So2Sat: Big Data for 4D Global Urban Mapping - 1016 Bytes from Social Media to Earth Observation Satellites

Project Leader
Xiaoxiang Zhu

Contact Person
Xiaoxiang Zhu

Cooperation Partners
German Aerospace Center- Remote Sensing Technology Institute (DLR-IMF)
German Aerospace Center - German Remote Sensing Data Center (DLR-DFD)
Technical University of Munich (TUM)


In 2050, it is expected that three fourths of the world's population will live in metropolises. This transition will inherently alter the physical dimensions and configurations of cities at all scales, which is a fact presenting an enormous challenge to urban planners and logisticians. Yet, our understanding of urbanization at these scales is primarily based on United Nations population figures, but these statistics do not provide information on the distribution, pattern, and evolution of the built environment. For example, the knowledge of the spatial evolution as well as the posulation density of informal settlements such as **slums or refugee settlements** in many mega-cities is far from sufficient for a sustainable planning.

So2Sat is an ambitious European Research Council (ERC) starting grant project. In the project, we will use revolutionary mapmaking methods to close these knowledge gaps and investigate how human settlements grow in global scale. We have the privilege to access the data supplied by several German and European earth observation satellites, such as TanDEM-X and EnMAP, which are equipped with innovative sensor technologies. We will develop new algorithms for the derivation of geo-information from these measurements. This makes it possible to create high-resolution 3D/4D maps of the cities up to individual building. For the first time, this information will also be combined with data from social media: crowdsourcing platforms such as OpenStreetMap providing up-to-date map material; photos posted to the social media providing authentic and current images where building facades can be seen with much higher resolution than the earth observation data or where, for example, the extent of damage caused by a natural disaster can be revealed. The major challenge here is consolidating this information and evaluating it automatically in a global scale. By exploiting the recent advances in signal processing and computer vision, the aim of So2Sat is to - for the first time - systematically fuse the remote sensing data acquired by sensors mounted on diverse platforms, in particular from Earth observation satellites, with the massive data available from GIS and social media to map 3D urban infrastructures and their evolution over time, i.e. 4D, in high resolution and on a global scale. The outcome of this project will be a first and unique global and consistent 3D/4D spatial data set on the urban morphology of settlements, and a multidisciplinary application derivate assessing population density. This is seen as a giant leap for urban geography research as well as for formation of opinions for stakeholders based on resilient data.

Among the various objectives in So2Sat, the following pilot applications are of great social impact to the humanity:

3D/4D urban infrastructure model

To date, global 3D urban information is inexistent, not even to mention its temporal elvolution, i.e. 4D. The state-of-the-art global digital elevation model (DEM) from the German TanDEM-X mission delivers a DEM of high quality (12 m posting) close to HRTI-3 standard.

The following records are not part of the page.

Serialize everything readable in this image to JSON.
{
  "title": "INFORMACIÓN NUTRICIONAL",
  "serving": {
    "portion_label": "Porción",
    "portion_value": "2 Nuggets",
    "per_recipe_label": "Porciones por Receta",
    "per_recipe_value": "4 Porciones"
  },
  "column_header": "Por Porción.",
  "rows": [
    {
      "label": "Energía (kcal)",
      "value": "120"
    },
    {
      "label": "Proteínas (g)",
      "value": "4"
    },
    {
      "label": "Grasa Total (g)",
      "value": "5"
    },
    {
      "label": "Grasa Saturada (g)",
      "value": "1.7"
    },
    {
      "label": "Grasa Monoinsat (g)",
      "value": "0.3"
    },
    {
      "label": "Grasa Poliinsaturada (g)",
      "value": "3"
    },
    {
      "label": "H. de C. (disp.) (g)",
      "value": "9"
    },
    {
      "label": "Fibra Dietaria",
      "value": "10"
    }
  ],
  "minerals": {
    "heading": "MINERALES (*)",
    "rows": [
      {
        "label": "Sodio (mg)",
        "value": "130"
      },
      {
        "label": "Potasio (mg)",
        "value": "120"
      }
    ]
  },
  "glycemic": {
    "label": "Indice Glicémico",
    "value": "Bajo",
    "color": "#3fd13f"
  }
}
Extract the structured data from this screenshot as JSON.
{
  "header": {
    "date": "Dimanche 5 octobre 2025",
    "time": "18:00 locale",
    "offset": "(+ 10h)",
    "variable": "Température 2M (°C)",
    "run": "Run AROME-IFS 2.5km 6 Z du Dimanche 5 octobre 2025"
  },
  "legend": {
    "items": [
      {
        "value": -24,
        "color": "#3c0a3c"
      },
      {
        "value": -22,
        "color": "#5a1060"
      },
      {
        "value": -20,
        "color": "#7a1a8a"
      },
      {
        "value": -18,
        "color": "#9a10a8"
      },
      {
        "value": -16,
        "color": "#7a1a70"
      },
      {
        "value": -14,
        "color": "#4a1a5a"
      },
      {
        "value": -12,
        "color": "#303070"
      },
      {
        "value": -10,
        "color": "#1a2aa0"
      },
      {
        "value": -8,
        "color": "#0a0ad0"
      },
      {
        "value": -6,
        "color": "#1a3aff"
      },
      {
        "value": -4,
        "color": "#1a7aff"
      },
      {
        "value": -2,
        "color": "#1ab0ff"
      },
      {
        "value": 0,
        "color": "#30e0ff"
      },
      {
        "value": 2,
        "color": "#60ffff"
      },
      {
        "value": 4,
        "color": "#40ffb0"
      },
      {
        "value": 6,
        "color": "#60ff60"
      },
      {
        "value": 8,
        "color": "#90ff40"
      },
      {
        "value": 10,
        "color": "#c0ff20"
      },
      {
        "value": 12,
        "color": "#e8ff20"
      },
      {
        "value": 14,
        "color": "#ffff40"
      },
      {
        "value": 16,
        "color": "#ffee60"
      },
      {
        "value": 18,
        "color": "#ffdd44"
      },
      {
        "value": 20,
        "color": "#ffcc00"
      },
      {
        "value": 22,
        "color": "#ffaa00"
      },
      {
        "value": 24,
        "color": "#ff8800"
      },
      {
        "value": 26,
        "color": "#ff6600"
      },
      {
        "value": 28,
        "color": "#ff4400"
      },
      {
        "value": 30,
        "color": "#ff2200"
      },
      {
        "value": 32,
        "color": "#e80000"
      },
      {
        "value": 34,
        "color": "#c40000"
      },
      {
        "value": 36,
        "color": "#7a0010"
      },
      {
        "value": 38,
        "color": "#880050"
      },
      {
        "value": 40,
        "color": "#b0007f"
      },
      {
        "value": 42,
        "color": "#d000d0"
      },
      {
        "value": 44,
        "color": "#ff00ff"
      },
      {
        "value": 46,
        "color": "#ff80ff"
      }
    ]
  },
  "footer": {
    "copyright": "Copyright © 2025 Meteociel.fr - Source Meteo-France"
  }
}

However, when it comes to urban mapping, layover effects caused by the side-looking nature of the radar satellites handicap the use of TanDEM-X data alone for a precise 3D reconstruction in urban areas. The So2Sat project will develop algorithms and methodology to fuse and combine TanDEM-X data and ground-level data from social networks on a global scale. The Figure shows a 3D model of Berlin created by *fusing the result of SAR interferometry and optical multiview stereo matching*. Behind each of the SAR points, there is also the deformation history with an accuracy up to millimeter.

High resolution population density map

Almost every study dealing with population data from national to global scales relies on the data published by the United Nations or from LandScan. The database is globally available, but they are only at a spatial resolution of about 1km, and with few temporal samples which is not suitable for constant monitoring. So2Sat will seek for significant breakthroughs in high-resolution and high-quality population estimation. The figure to the right provides the estimated building-level population in a slum area in Mumbai. With the So2Sat project, we aim to extend such analysis to a wide range of cities and building types.

Localization of informal settlements

Currently, the spatial layout of informal settlements within the wider urban context is generally subject to descriptive studies in geography. So2Sat will develop a formal ontology to describe the physical characteristics of informal settlements across the globe. With the capability to globally locate and characterize such informal layouts in cities, a unique spatial knowledge will be available to tackle the more specific question of the amount of slum dwellers, where extrapolation methods will be developed. The image depicts a slum area in Dharavi, Mumbai mapped by remote sensing data. Left, the classification of space, and right, the estimated population per building.